I also voted for "I try to be the character" since it's the closest fit.
What I actually do is this:
First, I think about what my character would do.
Second, I try to think about what would be best for advancing the story.
Then I try to coincide one with the other
Back in the days I would act out what my character would do - to hell with the consequences and the DM's plans!
This, for me, too. But I don't think, "I try to be the character" is the best fit. I think that way lies madness.
Characters are fickle things, and tend to do annoying things like rebel against storylines, leader-types, authority-figures, and any and all established guidelines. Players - and I include a younger version of me! - who hold "it's what the character would do" up as some sort of aegis against accusations of being a ... game-disruptive person ... are mistaken.

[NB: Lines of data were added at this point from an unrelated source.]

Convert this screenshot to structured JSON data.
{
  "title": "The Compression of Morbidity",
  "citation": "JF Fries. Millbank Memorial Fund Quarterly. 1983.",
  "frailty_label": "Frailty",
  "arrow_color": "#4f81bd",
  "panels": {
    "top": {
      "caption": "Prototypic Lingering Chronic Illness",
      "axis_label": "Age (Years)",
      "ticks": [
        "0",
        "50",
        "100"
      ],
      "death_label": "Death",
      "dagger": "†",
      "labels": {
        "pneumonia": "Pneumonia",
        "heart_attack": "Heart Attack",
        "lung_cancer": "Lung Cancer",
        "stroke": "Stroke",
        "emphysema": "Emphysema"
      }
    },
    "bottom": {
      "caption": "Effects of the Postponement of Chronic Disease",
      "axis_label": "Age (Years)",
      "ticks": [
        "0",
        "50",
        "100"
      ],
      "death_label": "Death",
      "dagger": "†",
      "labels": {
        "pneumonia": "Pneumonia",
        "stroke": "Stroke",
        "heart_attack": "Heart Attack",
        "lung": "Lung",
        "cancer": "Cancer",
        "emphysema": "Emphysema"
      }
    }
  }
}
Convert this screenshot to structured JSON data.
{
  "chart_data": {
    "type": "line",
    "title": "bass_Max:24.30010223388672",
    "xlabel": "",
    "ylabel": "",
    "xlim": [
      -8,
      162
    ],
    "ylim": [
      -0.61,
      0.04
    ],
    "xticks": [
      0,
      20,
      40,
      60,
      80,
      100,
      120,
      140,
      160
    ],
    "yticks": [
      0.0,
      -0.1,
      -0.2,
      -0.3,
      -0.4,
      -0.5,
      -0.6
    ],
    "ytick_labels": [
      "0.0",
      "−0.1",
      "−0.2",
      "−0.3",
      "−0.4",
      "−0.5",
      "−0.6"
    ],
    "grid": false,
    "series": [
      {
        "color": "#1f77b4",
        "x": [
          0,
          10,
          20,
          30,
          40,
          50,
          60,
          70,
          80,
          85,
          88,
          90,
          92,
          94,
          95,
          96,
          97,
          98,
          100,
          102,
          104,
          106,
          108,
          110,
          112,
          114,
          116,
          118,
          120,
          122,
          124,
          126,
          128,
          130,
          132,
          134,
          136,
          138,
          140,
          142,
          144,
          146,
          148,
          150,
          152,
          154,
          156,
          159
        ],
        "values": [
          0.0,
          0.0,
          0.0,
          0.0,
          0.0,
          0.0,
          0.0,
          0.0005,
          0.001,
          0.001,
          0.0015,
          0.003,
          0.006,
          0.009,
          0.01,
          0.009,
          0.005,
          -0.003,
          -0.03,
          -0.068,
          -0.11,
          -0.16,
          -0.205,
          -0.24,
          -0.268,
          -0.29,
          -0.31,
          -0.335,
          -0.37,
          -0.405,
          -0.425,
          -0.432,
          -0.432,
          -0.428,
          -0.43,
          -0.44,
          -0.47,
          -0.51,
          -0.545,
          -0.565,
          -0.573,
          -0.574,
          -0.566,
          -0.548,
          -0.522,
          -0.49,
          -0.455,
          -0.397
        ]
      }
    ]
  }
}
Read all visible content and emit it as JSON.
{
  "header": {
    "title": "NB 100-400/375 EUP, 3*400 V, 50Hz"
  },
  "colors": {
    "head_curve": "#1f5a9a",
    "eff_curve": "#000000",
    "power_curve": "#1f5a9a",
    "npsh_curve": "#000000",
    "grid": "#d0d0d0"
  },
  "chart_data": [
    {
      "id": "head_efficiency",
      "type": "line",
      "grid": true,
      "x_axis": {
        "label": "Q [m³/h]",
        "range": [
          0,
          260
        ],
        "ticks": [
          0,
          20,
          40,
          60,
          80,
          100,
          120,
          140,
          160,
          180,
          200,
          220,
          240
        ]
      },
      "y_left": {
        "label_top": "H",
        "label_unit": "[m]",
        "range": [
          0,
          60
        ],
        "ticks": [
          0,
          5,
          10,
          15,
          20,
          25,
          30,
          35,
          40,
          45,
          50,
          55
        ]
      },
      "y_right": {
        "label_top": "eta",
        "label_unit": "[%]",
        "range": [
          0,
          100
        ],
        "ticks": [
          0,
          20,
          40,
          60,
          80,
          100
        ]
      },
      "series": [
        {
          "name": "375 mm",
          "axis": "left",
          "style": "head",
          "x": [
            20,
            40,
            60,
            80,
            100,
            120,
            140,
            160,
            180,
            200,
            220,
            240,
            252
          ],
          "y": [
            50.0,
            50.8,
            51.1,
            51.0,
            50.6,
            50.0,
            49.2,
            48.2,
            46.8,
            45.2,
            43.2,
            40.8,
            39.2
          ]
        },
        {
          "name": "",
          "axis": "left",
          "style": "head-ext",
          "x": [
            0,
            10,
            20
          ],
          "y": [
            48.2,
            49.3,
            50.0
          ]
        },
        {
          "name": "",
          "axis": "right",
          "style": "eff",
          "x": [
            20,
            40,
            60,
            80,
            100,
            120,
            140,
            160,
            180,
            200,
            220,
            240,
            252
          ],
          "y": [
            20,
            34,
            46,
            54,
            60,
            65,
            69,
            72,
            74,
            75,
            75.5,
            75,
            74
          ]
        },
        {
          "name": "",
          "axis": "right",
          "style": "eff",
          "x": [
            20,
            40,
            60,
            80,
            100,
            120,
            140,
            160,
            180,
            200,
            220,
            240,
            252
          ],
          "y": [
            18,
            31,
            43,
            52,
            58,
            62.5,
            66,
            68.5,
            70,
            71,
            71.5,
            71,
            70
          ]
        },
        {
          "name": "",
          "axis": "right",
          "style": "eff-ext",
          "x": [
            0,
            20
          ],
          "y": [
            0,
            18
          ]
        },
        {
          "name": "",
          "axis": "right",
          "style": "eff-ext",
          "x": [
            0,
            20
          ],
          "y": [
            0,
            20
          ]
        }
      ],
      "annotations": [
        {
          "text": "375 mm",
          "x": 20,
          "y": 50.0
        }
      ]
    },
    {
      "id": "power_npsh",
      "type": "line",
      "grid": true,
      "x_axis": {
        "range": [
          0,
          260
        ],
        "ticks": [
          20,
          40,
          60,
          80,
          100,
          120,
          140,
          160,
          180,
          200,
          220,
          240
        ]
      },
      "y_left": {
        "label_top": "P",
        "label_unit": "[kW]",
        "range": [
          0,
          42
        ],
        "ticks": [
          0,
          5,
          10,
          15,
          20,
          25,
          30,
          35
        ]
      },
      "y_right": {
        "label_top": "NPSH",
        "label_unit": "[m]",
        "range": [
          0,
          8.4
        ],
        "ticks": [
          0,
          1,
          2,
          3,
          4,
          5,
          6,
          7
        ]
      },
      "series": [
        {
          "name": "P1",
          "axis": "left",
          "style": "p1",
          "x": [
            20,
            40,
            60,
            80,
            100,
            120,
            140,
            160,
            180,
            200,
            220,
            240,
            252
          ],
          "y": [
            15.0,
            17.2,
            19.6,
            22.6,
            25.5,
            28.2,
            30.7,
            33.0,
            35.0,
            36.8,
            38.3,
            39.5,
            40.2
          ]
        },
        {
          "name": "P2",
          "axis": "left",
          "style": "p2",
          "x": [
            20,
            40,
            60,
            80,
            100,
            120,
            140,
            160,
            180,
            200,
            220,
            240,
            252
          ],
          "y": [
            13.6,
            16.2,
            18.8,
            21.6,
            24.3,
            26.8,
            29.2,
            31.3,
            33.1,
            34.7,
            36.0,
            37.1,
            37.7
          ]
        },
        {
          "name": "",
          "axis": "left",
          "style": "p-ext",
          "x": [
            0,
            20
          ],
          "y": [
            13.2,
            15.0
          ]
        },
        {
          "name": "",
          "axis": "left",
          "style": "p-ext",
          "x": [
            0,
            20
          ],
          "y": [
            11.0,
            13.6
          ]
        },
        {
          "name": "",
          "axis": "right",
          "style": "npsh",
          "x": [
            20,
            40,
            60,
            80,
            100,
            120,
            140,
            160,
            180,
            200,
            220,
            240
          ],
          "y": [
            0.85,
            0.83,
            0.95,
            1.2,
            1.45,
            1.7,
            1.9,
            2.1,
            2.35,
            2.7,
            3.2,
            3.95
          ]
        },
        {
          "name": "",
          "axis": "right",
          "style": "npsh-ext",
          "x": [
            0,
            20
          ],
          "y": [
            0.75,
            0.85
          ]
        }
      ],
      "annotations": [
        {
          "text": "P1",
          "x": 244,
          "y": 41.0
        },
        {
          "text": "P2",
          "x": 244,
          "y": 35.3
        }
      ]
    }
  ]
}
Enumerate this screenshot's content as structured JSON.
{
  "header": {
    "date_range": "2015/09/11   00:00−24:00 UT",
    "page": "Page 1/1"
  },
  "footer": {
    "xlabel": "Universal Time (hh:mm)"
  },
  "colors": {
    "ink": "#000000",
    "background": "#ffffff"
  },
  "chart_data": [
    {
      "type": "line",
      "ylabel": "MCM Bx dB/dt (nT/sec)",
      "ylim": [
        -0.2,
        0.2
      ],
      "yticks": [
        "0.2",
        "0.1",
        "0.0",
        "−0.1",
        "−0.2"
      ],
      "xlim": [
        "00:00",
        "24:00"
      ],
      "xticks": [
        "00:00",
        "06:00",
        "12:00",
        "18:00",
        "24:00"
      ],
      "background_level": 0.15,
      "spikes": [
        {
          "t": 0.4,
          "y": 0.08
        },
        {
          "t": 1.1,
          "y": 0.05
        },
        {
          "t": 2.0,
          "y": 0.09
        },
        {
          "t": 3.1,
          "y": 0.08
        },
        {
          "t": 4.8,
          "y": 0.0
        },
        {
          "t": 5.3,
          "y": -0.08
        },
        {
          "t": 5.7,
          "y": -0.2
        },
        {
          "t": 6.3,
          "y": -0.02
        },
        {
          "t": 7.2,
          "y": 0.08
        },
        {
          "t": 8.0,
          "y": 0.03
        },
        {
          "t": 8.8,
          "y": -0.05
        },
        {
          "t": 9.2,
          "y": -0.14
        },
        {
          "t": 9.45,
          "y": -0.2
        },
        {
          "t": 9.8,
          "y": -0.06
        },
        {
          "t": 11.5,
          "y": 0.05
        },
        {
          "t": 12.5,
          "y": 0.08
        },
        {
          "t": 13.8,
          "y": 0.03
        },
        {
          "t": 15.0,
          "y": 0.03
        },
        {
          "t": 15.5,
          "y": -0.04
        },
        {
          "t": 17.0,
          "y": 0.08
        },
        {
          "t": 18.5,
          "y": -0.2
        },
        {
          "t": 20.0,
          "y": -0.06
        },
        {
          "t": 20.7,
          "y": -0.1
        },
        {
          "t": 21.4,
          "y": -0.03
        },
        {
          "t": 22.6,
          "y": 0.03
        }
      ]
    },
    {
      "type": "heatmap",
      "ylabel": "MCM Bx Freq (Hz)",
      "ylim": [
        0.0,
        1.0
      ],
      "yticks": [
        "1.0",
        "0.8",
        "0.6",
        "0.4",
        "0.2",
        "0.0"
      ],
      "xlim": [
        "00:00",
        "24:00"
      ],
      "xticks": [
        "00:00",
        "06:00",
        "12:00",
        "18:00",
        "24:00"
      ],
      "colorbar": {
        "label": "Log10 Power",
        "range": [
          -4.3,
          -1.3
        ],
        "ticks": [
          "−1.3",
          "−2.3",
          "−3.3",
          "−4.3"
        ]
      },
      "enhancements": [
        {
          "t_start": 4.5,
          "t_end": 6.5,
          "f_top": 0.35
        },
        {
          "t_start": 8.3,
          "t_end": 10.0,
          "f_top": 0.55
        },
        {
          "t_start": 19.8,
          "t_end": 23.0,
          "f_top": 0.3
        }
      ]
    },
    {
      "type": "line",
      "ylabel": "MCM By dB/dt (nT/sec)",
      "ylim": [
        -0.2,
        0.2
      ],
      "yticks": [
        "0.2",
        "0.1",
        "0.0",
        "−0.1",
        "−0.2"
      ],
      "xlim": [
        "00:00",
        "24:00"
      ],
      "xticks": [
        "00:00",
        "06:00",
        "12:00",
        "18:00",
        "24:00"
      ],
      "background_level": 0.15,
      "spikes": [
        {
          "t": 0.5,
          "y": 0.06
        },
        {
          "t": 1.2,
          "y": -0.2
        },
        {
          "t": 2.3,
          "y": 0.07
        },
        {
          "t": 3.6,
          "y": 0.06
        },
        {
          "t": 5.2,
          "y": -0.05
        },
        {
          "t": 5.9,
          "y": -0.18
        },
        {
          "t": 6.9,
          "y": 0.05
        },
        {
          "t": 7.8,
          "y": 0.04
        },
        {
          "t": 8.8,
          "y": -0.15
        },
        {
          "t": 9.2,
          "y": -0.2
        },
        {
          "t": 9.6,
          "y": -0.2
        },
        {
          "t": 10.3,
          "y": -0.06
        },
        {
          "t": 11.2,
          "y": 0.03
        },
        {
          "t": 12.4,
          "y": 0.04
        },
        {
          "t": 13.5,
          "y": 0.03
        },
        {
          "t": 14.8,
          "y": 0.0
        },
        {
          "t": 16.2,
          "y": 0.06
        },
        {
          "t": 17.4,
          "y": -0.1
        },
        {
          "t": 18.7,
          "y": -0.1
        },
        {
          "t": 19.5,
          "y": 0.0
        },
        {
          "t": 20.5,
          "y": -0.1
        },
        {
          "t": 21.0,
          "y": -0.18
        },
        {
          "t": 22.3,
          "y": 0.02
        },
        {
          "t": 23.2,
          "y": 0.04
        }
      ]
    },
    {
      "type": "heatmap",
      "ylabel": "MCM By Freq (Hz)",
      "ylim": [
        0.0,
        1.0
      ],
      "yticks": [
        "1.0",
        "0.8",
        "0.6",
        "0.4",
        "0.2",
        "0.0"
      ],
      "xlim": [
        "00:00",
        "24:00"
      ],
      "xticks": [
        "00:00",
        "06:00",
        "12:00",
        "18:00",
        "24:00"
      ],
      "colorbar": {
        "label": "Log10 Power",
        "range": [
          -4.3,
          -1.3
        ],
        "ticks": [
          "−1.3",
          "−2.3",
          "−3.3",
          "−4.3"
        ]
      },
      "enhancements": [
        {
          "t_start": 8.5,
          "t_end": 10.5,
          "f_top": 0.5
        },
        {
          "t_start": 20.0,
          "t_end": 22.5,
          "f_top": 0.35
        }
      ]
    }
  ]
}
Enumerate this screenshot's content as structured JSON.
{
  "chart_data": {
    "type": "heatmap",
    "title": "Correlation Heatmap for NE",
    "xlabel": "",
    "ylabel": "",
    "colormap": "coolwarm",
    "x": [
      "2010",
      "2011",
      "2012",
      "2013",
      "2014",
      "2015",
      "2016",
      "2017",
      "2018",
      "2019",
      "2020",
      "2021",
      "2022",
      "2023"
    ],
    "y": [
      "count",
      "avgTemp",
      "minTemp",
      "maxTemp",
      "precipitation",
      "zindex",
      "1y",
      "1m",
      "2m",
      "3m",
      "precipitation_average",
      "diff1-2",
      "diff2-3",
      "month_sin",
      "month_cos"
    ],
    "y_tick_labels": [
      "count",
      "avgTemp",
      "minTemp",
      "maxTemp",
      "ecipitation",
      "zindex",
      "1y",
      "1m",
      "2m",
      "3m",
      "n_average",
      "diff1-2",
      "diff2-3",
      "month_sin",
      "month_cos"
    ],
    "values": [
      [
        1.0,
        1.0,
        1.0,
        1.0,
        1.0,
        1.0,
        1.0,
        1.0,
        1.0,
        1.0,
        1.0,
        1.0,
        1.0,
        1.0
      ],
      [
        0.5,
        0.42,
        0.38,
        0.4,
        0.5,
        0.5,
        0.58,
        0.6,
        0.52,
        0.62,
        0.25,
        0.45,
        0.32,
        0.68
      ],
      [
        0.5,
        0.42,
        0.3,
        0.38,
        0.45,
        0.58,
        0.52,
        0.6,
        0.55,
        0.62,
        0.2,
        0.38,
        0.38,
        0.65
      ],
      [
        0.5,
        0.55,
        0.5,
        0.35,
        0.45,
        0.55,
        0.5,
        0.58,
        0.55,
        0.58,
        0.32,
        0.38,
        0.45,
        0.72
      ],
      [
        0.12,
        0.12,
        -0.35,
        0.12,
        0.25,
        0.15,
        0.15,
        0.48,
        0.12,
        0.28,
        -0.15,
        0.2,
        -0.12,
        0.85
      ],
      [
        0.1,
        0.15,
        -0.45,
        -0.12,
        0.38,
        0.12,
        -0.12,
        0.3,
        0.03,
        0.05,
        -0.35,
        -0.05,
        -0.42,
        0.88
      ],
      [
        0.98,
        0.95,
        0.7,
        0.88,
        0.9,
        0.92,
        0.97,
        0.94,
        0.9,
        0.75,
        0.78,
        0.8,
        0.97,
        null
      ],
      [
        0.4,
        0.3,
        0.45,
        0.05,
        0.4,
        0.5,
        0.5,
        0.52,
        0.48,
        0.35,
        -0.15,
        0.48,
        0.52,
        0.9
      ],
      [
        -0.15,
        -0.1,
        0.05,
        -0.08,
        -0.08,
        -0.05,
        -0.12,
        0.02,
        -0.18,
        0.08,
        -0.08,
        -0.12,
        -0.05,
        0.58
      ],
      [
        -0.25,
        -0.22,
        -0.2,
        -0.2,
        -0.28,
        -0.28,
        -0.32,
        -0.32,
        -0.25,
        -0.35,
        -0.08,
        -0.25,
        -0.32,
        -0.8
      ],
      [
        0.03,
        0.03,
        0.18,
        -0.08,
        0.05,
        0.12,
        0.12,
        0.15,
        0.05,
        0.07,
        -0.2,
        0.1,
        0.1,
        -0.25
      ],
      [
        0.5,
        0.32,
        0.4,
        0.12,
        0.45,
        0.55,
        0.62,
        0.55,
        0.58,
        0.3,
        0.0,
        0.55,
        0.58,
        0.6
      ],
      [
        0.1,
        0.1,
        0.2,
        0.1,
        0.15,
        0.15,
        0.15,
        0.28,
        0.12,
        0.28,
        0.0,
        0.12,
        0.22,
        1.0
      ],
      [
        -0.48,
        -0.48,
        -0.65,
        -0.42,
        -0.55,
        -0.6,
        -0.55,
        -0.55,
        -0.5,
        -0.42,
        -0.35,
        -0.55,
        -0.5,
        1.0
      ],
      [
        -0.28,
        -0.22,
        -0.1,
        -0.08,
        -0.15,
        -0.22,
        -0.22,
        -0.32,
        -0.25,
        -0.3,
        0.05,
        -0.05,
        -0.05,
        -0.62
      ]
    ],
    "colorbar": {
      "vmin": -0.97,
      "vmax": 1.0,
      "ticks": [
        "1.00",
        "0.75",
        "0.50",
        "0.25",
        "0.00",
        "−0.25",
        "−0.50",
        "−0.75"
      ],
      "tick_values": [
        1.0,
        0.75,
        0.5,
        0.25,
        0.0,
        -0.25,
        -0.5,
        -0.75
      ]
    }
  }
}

The character exists as an implement, a tool to be wielded in tandem by you the player and your Storyteller, to arrange for everyone around the table to have a good time. To allow your tool to rule you is folly bordering on lunacy.
I think the maturation from seeing the character as a gamepiece, with no more attachment than the shoe in Monopoly, to a being in their own right, fleshed out and with desire that sometimes (often!) run counter to creator and game intent, and finally, to an implement through which to put the creative enterprise you're engaged in into motion is a natural progression for most (not all) gamers. I've seen it in myself, and along stages in every gamer I've ever gamed with.
Not that I'm saying other styles are 'wrong'. They're <exactly> right - if that's what you're doing, right now, and it works for you. Just that, in my experience, the best gaming comes from a group that sees characters-as-characters-who-are-also-just-gamepieces.